OG・アヌノビー

同じラプターズに加わった渡邊雄太には最高のお手本に

オフェンスには様々なスタッツがあり、得点へ絡むプレーを中心に個人の貢献度は評価しやすいですが、ディフェンスの評価は簡単ではありません。ボールを持っている選手に良いディフェンスをする選手は分かりやすいものの、そもそもボールすらも持たせないディフェンスはスタッツに残りません。

しかも、現代NBAではどこのポジションでも守れることが重要になっており、ガード相手になっても3ポイントシュートまで激しくプレッシャーをかけるビッグマンは好ディフェンダーですが、結果的にリバウンドが少なくなりがち。マルチタスクを請け負う優れたディフェンダーほど、スタッツでは貢献が見逃されることになります。

複雑なチームディフェンスをするラプターズにおいて、さらに複雑なタスクを任されているのがOG・アヌノビーです。彼はルーキー時代から相手エースを担当する好ディフェンダーとして、プレーオフではレブロン・ジェームス相手にも奮闘しました。

それが3年目のプレーオフではエースキラーになったかと思えば、ゾーンのセンターとしてリムプロテクターになったり、シューターに打たせないチェイス役にもなりました。あるいはこれらのタスクを同時に請け負う事もあります。「なぜ、そこにいるのか」と感じるほどにコート上のあらゆるスペースを消していき、ラプターズディフェンスのキーマンに成長しました。

ラプターズはアヌノビーだけでなく、カイル・ラウリーやパスカル・シアカムのディフェンス力を使い、ターゲットを定めた守り方を頻繁に取り入れます。

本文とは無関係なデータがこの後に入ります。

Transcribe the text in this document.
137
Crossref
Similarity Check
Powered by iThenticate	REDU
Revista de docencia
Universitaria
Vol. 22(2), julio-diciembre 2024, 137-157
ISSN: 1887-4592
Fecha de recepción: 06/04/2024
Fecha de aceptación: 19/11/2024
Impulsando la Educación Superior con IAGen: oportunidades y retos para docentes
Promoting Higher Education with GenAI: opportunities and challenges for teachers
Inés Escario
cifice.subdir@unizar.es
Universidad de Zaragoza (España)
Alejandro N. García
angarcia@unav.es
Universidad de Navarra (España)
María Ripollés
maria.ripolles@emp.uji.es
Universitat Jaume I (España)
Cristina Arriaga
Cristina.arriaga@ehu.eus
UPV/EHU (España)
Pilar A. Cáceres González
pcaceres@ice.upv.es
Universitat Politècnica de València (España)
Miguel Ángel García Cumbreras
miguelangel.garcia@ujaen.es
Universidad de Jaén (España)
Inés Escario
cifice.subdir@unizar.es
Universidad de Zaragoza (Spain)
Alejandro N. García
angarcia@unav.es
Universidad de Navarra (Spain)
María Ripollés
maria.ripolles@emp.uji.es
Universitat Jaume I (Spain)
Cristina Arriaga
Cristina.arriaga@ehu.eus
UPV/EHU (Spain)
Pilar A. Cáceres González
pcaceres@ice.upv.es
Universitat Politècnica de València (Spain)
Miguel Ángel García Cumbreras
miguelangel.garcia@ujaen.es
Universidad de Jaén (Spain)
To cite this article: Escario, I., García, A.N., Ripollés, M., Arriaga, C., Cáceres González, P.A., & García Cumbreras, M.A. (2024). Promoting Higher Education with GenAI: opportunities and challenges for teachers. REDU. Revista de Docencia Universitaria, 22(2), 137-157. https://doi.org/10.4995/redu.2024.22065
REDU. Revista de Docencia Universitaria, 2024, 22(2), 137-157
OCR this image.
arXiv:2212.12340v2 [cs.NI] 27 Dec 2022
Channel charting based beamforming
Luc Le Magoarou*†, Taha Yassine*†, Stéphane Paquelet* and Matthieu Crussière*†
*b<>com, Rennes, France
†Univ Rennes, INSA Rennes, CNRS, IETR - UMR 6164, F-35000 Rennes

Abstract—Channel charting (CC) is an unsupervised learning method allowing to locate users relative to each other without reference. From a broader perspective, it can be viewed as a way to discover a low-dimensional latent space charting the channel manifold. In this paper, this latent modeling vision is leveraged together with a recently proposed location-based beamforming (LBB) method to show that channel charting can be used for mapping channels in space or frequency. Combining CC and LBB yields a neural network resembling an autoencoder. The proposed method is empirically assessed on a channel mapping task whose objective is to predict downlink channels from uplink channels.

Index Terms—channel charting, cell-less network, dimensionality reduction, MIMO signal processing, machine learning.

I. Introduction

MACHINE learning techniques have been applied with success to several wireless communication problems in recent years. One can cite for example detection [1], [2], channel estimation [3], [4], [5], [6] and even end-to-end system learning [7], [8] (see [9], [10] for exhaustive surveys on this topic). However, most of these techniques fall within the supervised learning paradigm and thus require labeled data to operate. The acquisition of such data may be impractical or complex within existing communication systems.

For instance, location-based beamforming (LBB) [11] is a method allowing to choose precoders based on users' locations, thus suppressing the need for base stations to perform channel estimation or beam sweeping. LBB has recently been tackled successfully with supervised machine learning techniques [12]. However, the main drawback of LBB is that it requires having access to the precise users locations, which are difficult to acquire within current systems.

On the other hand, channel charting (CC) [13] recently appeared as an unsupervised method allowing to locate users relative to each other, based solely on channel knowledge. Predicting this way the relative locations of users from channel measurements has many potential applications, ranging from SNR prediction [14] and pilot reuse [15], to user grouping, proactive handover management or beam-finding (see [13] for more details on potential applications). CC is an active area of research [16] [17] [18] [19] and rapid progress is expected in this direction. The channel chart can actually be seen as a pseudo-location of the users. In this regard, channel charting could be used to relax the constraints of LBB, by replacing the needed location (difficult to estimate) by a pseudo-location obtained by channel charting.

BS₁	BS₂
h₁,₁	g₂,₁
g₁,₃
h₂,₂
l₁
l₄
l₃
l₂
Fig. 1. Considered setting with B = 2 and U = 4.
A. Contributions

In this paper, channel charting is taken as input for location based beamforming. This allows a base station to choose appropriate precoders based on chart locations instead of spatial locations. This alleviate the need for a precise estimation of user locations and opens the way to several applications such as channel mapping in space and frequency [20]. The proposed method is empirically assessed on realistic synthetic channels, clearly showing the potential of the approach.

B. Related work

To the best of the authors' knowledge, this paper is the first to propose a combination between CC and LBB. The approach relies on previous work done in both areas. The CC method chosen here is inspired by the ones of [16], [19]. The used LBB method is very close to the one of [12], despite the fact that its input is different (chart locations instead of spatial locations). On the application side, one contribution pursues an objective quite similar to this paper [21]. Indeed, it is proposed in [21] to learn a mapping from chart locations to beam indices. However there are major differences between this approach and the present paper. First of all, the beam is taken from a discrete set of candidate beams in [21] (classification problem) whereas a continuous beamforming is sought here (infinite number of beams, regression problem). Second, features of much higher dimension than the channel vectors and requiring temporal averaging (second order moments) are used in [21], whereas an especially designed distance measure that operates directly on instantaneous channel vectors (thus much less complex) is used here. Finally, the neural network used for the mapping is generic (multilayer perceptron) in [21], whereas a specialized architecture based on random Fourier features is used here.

ボックス&ワンに近いマンツーマンは、相手のボールムーブを止めた上で、ボールサイドにカバーを多く配置し、ドライブに対して分厚いヘルプを用意します。

すると逆サイドでは人数が足りなくなる状況が発生しますが、そこをアヌノビーに担当させれば、驚異的なカバー能力で1人で2人のスペースを守ってしまいます。パスが出てからでもアヌノビーはマークに追いついてしまうため、チーム全体が一呼吸いれてポジションを再調整できます。

2-1-2の真ん中をアヌノビーが担当するゾーンになるとさらに強くなります。インサイドでリムプロテクターになるだけでなく、前の2人が捕まえられなかった選手が出ると3ポイントシュートにもブロックに飛んできます。コートの真ん中にアヌノビーがいることで、ゴール下から3ポイントシュートまですべてのスペースに対応します。従来は『カバー担当』はビッグマンの役割でしたが、3ポイントシュートが増えた時代らしく、コートのすべてをカバーするアヌノビーの存在意義が高くなっているのです。

マンマークでも同じポジションのジェイソン・テイタムとの1on1をしつこいシュートチェックでシャットアウトすることもあれば、センターのバム・アデバヨにパワー負けせず激しいプレッシャーでドリブルすらもさせない守り方もできます。マルチタスクに加えて、相手のプレースタイルに応じて違うマークができるのも大きな強みで、ラプターズが相手オフェンスに応じた柔軟なディフェンスを構築するキーマンになっています。

渡邊雄太もロスター入りを目指し、トレーニングキャンプでは武器であるオールラウンドなディフェンス力をアピールしたいところですが、ラプターズで重宝されるには単に複数のポジションを守れるだけでは足りず、高度な戦術遂行能力まで求められます。極めて難しい役割ですが、同じポジションのアヌノビーが行っているプレーは大いに参考になるはずです。

目立たない役割ながらもディフェンスではリーグトップクラスに成り上がってきたアヌノビーですが、オフェンスでは平均10.6点と苦戦しています。高い身体能力を持ちながらオフェンスが苦手な選手の多くはシュートが苦手な事が多いですが、プレーオフでは劇的なブザービーターで勝利をもたらしたように、アヌノビーはフィールドゴール成功率50.5%、3ポイントシュート成功率39.0%とシュート力は十分に持っています。

しかし、ディフェンスで疲弊しているのか、ゴール下やレイアップシュートをポロポロ落とすこともあれば、コーナーで『待ち』のプレーに徹していることも少なくありません。シアカムやラウリーなど主役がいるだけに一歩引いた役割になっていますが、これだけの能力がある選手だけにもったいない現状です。

ラプターズはオフに戦力アップとなる補強ができなかった上、インサイドからマルク・ガソルとサージ・イバカが抜けてしまいました。スモールラインナップで戦う時間も増えると予想されるだけに、チームのステップアップのためにはアヌノビーの攻守両面での成長が非常に重要になりそうです。